Dystopia is the opposite of utopia.  In fiction, dystopia generally refers to a story set in a bad future – the type of future world you would not want to live in.  It may be ravaged by some disaster, or there may instead be serious social or political problems.  Read the TV Tropes article on Dystopia here.

Dystopia is not a rare genre.  There are many classic works of dystopian fiction, such as George Orwell’s 1984.  There are also a lot of more recent examples, like The Hunger Games.  In fact, I would say stories about dystopian futures are much more common than utopian futures (the only one of the latter I can think of is Star Trek).  I’ve written a few dystopian stories of my own, such as Granny’s Cafe (readable here), and of course, The Cromm Conspiracy.

Now, the question becomes what makes a good Dystopia.  There are many approaches – no set formula.

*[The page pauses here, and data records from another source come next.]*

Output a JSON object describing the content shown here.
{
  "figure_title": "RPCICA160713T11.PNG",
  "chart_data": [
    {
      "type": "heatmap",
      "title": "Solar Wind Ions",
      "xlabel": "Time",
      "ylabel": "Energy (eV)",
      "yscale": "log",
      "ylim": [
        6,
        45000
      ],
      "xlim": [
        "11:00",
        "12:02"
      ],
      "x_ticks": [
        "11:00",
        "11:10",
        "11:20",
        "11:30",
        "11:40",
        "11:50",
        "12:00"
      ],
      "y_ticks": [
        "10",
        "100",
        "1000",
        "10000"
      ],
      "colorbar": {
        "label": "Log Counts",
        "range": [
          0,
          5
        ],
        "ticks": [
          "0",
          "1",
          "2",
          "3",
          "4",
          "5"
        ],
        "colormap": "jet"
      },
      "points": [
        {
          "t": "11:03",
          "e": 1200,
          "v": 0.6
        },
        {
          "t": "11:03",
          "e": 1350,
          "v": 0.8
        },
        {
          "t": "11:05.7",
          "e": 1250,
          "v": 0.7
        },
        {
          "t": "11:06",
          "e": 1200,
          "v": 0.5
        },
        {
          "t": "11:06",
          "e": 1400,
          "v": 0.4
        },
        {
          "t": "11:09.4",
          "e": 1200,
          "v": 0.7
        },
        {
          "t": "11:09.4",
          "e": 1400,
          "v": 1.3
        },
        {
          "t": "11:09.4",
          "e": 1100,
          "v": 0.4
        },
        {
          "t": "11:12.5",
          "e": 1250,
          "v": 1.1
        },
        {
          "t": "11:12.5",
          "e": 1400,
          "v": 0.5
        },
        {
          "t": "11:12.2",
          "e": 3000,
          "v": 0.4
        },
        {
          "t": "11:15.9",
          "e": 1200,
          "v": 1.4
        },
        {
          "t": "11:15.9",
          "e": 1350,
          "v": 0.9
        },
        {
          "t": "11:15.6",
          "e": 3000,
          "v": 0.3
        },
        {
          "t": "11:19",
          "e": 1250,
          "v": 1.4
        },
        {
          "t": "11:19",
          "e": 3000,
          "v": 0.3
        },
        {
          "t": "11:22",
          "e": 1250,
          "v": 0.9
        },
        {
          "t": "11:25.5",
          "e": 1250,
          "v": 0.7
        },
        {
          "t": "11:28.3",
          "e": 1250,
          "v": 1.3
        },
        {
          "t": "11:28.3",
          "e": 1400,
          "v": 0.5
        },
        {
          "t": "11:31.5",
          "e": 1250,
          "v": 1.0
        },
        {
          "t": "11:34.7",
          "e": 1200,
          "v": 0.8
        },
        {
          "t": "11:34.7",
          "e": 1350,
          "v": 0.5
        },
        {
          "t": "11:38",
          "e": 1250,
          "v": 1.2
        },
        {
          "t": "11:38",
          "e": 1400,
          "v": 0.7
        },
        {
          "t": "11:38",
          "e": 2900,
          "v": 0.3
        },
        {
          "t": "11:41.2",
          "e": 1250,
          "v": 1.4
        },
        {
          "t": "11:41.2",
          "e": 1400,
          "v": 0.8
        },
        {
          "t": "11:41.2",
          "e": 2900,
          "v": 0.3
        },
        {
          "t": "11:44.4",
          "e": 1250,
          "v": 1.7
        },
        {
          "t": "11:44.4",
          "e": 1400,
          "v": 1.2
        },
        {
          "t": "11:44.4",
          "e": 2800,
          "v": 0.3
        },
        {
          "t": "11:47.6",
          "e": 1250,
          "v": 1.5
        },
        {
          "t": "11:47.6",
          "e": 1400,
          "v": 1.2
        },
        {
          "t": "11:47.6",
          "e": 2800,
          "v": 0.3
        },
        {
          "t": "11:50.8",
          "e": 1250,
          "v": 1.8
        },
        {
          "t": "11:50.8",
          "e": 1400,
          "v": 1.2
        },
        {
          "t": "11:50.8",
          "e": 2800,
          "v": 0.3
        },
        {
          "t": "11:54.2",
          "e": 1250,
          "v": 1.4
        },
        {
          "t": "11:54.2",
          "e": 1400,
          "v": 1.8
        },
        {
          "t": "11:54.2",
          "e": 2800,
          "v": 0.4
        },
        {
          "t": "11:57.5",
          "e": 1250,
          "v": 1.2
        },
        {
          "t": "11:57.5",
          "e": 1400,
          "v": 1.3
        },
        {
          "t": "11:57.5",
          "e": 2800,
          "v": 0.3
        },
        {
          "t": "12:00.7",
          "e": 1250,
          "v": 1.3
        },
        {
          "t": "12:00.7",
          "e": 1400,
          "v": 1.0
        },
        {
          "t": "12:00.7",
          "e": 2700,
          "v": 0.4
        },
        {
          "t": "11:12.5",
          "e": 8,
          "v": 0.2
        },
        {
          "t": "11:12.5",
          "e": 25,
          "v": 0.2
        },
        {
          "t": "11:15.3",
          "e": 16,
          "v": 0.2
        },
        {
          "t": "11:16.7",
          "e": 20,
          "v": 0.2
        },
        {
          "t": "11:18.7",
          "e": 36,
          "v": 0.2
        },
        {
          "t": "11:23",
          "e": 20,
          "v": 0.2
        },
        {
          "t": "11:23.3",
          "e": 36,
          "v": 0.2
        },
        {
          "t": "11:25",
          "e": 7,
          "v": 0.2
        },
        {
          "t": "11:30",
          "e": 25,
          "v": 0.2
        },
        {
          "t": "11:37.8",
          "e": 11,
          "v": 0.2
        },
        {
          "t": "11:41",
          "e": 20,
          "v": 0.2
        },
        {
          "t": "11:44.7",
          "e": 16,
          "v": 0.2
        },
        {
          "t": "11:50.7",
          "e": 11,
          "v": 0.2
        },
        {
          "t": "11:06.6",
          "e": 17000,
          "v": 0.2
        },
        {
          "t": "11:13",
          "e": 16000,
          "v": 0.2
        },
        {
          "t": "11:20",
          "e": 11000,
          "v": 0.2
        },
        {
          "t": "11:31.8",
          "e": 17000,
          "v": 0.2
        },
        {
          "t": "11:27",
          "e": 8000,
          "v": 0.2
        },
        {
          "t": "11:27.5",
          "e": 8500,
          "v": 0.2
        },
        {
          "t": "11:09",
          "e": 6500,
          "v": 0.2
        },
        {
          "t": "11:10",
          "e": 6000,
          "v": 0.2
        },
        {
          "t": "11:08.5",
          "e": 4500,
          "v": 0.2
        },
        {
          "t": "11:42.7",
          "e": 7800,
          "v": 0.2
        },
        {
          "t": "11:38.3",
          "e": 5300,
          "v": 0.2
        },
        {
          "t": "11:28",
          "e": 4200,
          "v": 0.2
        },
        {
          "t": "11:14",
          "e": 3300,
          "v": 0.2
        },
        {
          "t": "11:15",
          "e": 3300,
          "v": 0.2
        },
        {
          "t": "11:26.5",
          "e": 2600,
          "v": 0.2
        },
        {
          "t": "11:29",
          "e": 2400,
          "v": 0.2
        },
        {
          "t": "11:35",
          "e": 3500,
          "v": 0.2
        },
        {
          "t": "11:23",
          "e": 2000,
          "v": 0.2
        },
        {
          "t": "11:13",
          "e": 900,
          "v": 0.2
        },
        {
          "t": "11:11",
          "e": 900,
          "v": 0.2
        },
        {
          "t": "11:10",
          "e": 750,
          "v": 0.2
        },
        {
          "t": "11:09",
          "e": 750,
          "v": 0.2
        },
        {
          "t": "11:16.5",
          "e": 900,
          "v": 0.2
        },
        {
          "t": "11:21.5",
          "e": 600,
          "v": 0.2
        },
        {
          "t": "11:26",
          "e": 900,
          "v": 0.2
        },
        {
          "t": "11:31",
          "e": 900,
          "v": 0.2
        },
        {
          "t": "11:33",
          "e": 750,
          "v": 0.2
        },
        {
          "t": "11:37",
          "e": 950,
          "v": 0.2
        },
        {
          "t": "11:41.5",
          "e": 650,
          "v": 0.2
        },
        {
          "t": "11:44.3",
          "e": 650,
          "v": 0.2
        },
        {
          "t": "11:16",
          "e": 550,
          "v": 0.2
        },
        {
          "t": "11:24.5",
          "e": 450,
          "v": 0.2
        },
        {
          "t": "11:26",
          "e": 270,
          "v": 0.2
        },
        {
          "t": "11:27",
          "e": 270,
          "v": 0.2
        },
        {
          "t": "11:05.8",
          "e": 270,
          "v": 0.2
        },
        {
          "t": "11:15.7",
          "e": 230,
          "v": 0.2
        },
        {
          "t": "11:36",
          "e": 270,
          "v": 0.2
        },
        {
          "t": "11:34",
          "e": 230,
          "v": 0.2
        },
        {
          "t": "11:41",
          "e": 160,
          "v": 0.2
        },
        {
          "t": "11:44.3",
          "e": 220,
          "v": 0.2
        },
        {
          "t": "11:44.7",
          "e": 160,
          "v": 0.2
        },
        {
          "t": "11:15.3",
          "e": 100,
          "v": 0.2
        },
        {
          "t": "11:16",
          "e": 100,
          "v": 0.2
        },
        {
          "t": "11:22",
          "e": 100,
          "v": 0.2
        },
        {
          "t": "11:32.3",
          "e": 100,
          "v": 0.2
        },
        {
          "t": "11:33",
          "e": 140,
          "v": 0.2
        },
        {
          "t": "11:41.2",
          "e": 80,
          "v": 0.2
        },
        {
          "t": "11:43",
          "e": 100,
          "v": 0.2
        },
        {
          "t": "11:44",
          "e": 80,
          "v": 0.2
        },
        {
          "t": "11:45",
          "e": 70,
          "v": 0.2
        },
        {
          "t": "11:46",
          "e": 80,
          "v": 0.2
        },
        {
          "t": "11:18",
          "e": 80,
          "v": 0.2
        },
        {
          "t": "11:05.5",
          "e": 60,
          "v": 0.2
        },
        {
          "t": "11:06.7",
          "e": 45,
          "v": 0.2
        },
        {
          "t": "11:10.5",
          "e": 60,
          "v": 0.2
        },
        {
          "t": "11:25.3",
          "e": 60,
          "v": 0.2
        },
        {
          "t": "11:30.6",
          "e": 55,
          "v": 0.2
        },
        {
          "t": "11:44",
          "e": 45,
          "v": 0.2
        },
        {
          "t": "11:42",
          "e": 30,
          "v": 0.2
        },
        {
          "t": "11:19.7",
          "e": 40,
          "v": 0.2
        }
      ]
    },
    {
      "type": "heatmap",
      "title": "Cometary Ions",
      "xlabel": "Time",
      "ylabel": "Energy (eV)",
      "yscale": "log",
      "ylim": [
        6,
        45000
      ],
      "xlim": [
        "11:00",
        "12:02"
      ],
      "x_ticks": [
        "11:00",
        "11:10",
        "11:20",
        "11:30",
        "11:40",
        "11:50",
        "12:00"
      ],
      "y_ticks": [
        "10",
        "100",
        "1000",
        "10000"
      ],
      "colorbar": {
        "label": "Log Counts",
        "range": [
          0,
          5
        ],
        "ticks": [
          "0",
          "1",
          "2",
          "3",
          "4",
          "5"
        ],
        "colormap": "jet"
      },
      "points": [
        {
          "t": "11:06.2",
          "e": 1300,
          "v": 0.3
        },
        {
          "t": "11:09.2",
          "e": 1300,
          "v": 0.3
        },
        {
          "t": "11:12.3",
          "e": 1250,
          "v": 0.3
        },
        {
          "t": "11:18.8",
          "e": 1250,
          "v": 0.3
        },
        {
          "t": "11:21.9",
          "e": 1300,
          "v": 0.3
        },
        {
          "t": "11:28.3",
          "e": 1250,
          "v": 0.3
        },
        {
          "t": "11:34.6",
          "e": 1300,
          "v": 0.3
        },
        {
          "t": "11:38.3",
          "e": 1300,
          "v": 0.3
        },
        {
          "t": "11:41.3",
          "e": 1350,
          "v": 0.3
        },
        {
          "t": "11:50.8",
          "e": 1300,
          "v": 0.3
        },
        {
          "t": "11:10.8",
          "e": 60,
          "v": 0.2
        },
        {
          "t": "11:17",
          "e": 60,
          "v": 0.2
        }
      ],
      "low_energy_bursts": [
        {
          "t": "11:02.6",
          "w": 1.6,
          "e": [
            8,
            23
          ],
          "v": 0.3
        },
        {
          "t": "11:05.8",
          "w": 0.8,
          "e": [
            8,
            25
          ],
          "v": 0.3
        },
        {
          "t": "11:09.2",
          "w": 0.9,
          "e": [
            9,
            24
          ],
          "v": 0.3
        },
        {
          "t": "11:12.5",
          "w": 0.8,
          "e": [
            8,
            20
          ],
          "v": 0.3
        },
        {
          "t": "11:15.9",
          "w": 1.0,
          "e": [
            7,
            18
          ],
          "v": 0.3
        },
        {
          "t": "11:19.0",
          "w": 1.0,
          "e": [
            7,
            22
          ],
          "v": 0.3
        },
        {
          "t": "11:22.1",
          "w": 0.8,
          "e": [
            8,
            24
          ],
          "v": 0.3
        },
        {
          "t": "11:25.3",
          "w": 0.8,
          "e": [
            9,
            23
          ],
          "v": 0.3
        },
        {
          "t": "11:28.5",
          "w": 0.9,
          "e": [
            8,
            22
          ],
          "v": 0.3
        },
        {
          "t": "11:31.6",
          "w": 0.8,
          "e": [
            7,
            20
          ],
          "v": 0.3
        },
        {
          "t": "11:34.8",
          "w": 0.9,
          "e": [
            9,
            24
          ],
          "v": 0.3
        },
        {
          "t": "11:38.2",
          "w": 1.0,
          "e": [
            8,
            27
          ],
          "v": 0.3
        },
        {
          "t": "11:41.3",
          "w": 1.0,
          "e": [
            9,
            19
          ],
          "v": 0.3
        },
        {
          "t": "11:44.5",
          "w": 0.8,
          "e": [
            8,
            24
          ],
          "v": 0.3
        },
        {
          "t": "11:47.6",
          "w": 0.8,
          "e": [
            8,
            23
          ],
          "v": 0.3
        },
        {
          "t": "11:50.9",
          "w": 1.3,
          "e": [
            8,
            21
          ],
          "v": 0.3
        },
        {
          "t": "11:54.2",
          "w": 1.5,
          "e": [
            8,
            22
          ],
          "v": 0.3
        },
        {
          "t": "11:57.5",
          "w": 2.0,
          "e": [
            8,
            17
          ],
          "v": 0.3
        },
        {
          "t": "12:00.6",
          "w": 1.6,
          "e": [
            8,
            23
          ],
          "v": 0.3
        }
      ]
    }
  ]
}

One way to make a good dystopia is to take a modern social or political issue, and take it to the extreme.  With Granny’s Cafe, I did this with the issue of sugar taxes, and took it to the extreme by making a world where most food is banned for being unhealthy.  This makes for a creative way to comment on the issue, and speak out against it.

While doing this, one thing I take note of is that the dystopia is in many ways impossible or illogical.  If you think enough about the world in Granny’s Cafe, you’ll find many logical flaws with the system.  Just think about the economic effects of a food ban.  The society described simply could not exist.

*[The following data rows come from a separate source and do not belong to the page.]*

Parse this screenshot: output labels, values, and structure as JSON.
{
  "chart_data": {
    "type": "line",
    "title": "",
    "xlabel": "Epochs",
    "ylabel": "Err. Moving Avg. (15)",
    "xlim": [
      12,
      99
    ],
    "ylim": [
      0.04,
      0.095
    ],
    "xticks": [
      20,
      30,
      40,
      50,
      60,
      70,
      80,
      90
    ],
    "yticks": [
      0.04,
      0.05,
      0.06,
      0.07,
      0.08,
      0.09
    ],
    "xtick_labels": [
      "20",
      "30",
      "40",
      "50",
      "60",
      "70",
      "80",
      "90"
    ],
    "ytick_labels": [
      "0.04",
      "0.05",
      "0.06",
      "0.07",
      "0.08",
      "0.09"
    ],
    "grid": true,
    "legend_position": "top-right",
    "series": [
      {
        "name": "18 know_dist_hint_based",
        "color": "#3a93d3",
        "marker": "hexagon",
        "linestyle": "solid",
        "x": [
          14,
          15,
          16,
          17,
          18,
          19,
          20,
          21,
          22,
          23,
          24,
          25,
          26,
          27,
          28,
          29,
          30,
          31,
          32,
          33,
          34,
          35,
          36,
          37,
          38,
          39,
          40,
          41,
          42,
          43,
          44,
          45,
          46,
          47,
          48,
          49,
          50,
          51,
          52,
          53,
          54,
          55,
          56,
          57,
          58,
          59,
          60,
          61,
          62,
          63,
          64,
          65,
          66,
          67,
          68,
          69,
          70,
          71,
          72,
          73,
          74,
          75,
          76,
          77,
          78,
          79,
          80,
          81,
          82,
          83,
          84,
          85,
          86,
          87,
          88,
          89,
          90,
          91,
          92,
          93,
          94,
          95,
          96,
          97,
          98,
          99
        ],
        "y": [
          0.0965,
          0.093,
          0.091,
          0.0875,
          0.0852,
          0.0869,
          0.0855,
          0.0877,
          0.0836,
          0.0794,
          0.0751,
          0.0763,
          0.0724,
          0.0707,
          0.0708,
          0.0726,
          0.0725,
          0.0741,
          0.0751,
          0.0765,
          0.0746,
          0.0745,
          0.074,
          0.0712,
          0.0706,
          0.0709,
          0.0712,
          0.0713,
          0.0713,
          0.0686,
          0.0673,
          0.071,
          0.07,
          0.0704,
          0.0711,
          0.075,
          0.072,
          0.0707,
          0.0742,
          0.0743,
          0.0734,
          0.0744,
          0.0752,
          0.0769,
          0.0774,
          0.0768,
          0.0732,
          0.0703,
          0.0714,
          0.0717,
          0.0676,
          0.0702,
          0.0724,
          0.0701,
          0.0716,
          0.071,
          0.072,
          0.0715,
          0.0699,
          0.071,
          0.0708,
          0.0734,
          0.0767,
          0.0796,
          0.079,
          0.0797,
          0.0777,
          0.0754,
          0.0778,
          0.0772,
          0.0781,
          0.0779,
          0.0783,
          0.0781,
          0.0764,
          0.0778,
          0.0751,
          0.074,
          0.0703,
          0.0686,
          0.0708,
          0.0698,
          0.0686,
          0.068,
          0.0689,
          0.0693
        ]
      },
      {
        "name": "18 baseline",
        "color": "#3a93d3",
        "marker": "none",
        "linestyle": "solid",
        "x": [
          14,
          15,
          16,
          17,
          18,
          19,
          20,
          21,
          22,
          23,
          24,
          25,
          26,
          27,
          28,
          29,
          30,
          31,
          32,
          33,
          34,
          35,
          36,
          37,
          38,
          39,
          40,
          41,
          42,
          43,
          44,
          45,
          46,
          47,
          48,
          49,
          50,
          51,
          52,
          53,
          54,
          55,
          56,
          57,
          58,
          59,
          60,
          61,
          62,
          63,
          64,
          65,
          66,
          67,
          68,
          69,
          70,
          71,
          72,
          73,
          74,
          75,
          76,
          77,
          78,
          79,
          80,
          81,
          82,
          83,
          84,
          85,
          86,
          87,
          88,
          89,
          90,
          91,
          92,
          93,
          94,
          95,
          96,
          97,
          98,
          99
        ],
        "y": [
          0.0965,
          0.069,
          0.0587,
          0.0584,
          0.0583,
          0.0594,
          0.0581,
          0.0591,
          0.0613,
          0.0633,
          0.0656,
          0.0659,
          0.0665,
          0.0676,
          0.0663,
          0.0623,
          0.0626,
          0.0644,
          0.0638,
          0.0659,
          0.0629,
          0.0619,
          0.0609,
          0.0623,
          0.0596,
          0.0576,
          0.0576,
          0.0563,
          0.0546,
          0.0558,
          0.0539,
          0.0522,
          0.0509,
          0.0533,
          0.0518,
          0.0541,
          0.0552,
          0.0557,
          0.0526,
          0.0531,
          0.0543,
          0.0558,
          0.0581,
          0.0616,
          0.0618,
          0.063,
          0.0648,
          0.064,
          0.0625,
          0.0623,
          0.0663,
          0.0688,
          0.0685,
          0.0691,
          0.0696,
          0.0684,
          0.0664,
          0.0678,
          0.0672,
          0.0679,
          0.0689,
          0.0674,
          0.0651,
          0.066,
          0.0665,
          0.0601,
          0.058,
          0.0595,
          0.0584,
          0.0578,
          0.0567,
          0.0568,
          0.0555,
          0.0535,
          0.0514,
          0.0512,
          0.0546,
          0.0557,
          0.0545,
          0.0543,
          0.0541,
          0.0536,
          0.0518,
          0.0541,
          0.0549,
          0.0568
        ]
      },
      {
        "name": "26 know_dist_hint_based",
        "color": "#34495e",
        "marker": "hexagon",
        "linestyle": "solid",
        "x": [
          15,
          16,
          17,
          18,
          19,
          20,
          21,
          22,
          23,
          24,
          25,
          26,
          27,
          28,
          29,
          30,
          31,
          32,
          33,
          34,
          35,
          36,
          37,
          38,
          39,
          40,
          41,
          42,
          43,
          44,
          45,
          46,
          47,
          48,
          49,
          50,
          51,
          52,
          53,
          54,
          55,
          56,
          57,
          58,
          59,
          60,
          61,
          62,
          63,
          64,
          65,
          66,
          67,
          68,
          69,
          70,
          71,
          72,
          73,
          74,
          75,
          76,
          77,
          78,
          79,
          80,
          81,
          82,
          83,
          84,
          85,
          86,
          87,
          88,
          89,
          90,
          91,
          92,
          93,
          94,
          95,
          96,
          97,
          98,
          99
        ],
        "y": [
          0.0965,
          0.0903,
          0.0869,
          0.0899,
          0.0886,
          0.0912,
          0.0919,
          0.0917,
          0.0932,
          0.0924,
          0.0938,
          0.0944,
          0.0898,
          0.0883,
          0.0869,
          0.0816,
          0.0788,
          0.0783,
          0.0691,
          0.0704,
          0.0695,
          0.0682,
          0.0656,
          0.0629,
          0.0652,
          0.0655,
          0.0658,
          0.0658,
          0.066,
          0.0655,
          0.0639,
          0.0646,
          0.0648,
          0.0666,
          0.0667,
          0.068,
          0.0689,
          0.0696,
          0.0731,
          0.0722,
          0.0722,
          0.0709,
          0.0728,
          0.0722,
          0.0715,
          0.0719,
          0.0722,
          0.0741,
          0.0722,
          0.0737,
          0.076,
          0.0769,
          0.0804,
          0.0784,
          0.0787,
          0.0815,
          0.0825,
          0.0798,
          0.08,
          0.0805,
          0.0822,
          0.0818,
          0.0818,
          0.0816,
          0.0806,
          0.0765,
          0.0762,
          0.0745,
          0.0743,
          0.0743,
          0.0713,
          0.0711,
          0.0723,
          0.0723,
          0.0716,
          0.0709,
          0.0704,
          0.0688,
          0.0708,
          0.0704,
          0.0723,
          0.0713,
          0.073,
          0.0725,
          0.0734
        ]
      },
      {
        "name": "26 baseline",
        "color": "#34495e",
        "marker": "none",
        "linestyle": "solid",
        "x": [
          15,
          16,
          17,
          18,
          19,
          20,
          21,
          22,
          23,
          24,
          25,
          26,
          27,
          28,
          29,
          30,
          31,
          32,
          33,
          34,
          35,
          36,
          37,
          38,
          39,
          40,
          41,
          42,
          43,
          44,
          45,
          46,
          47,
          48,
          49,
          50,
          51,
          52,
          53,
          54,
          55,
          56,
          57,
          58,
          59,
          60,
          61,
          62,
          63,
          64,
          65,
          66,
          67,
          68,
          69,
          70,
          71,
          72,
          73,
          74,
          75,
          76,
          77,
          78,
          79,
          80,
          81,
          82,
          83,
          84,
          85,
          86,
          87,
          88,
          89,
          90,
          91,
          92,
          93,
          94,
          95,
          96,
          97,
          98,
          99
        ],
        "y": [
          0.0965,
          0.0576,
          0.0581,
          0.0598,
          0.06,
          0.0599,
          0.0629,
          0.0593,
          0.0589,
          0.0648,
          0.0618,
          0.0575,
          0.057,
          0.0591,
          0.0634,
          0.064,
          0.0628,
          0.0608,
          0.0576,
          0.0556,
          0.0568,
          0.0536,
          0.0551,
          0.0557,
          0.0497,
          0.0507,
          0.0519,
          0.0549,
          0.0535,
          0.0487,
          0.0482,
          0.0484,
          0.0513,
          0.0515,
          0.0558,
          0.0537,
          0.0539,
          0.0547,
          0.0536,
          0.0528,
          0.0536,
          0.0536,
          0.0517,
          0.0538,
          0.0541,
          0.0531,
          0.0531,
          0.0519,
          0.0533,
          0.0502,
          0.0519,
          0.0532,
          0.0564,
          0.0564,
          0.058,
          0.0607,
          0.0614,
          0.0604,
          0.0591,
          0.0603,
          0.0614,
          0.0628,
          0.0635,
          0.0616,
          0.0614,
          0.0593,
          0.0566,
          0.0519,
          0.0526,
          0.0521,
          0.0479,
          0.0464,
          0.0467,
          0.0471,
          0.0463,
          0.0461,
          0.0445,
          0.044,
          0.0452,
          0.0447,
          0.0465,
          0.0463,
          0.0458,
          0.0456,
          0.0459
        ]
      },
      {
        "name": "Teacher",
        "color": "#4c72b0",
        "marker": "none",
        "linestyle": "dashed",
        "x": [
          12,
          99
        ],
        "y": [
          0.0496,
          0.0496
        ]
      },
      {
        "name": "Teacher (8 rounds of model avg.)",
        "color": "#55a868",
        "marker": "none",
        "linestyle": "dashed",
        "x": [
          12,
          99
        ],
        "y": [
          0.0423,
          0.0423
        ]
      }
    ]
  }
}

However, I should not worry about the impossibility of that society.  The purpose of the story is to make a point, not describe a realistic future.  If I think too much about all the effects of a food ban, I’ll have to explain a lot more details, much to the detriment of the story.  It’s better not to mind the “fridge logic”.

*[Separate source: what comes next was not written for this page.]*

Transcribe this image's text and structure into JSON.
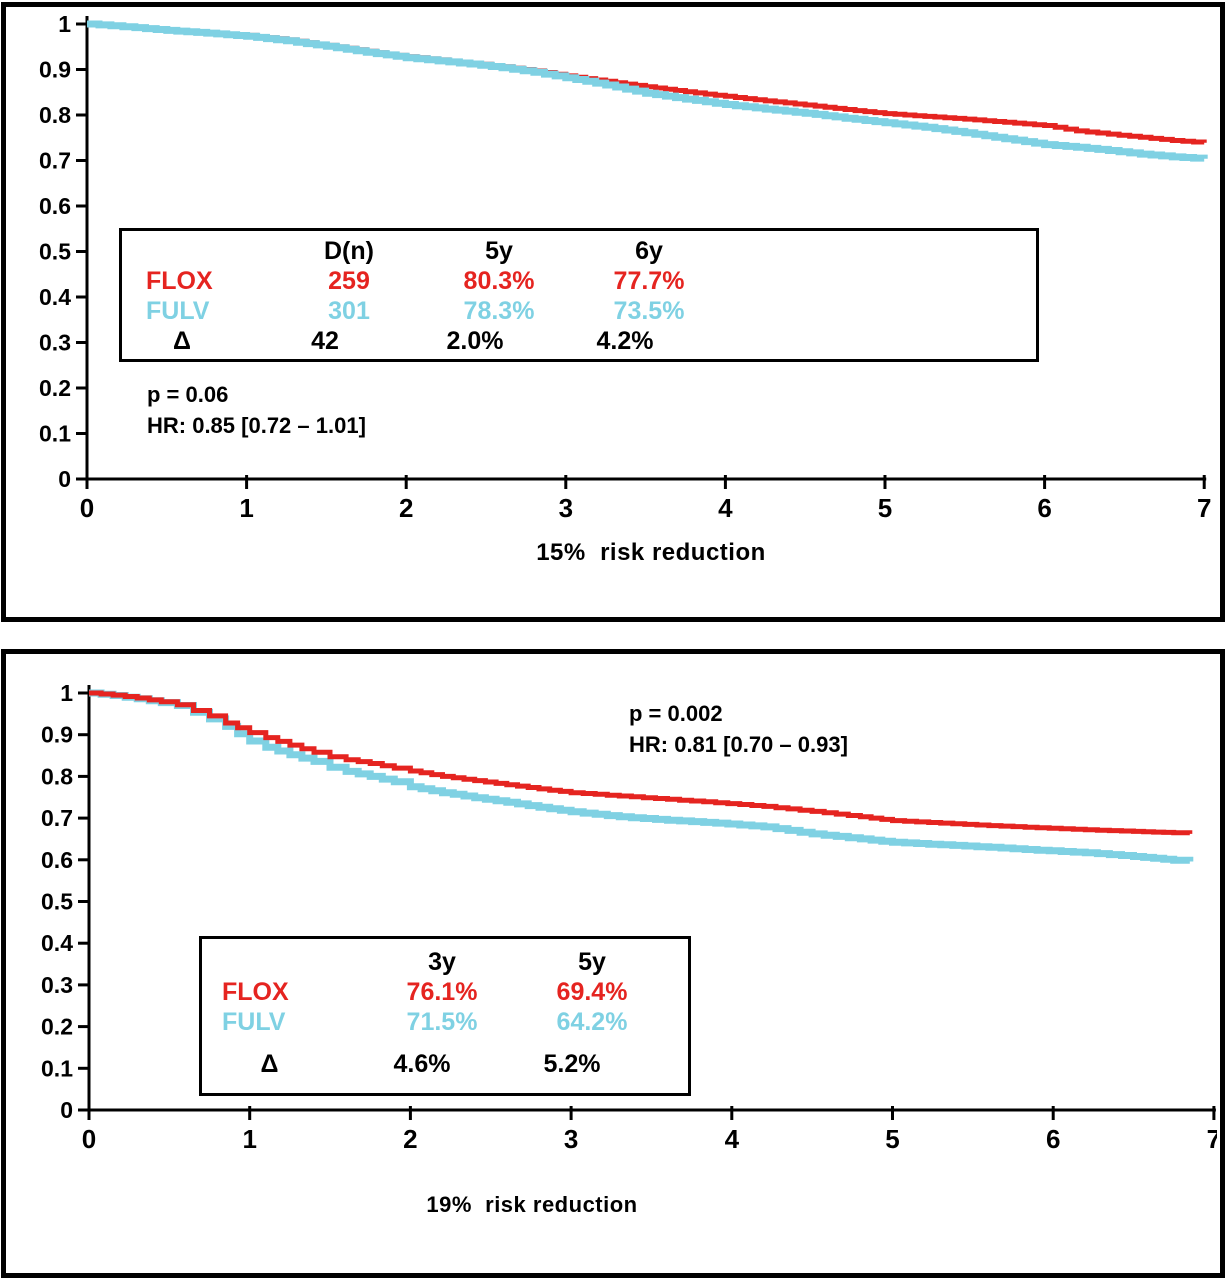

The other way I’ve approached Dystopia is with a major disaster that plagues the Earth.  This is what I did in Cromm, with the domings.  Everybody has to live with the continuous fear that they could be trapped under the next dome, and it could come down at any time.  Additionally, the fact that so many people are trapped under the domes, not confirmed alive or dead, leaves their families without closure.

The disaster also could be metaphorical for something else.

But in Cromm, I take it a step further, by going into details about the government’s response to the domes.  They try to restore order, but in doing so, simply interfere with the peoples’ freedom.  So in a way, Cromm features the first type of Dystopia too, but in a more down-to-Earth, realistic way; I don’t exaggerate the issues too much, I just draw attention to them a lot.

Despite being bleak, dystopian futures are fun to dream up, imagine, and write.  They are a unique way to make a point.  Since I’m telling a story, rather than preaching, it’s more fun to write, and I’m not going to scare away less politically-minded readers.  Anyway, I’ve got a couple other dystopia stories I’ll be writing in the future, but for now, White Rakogis is signing off.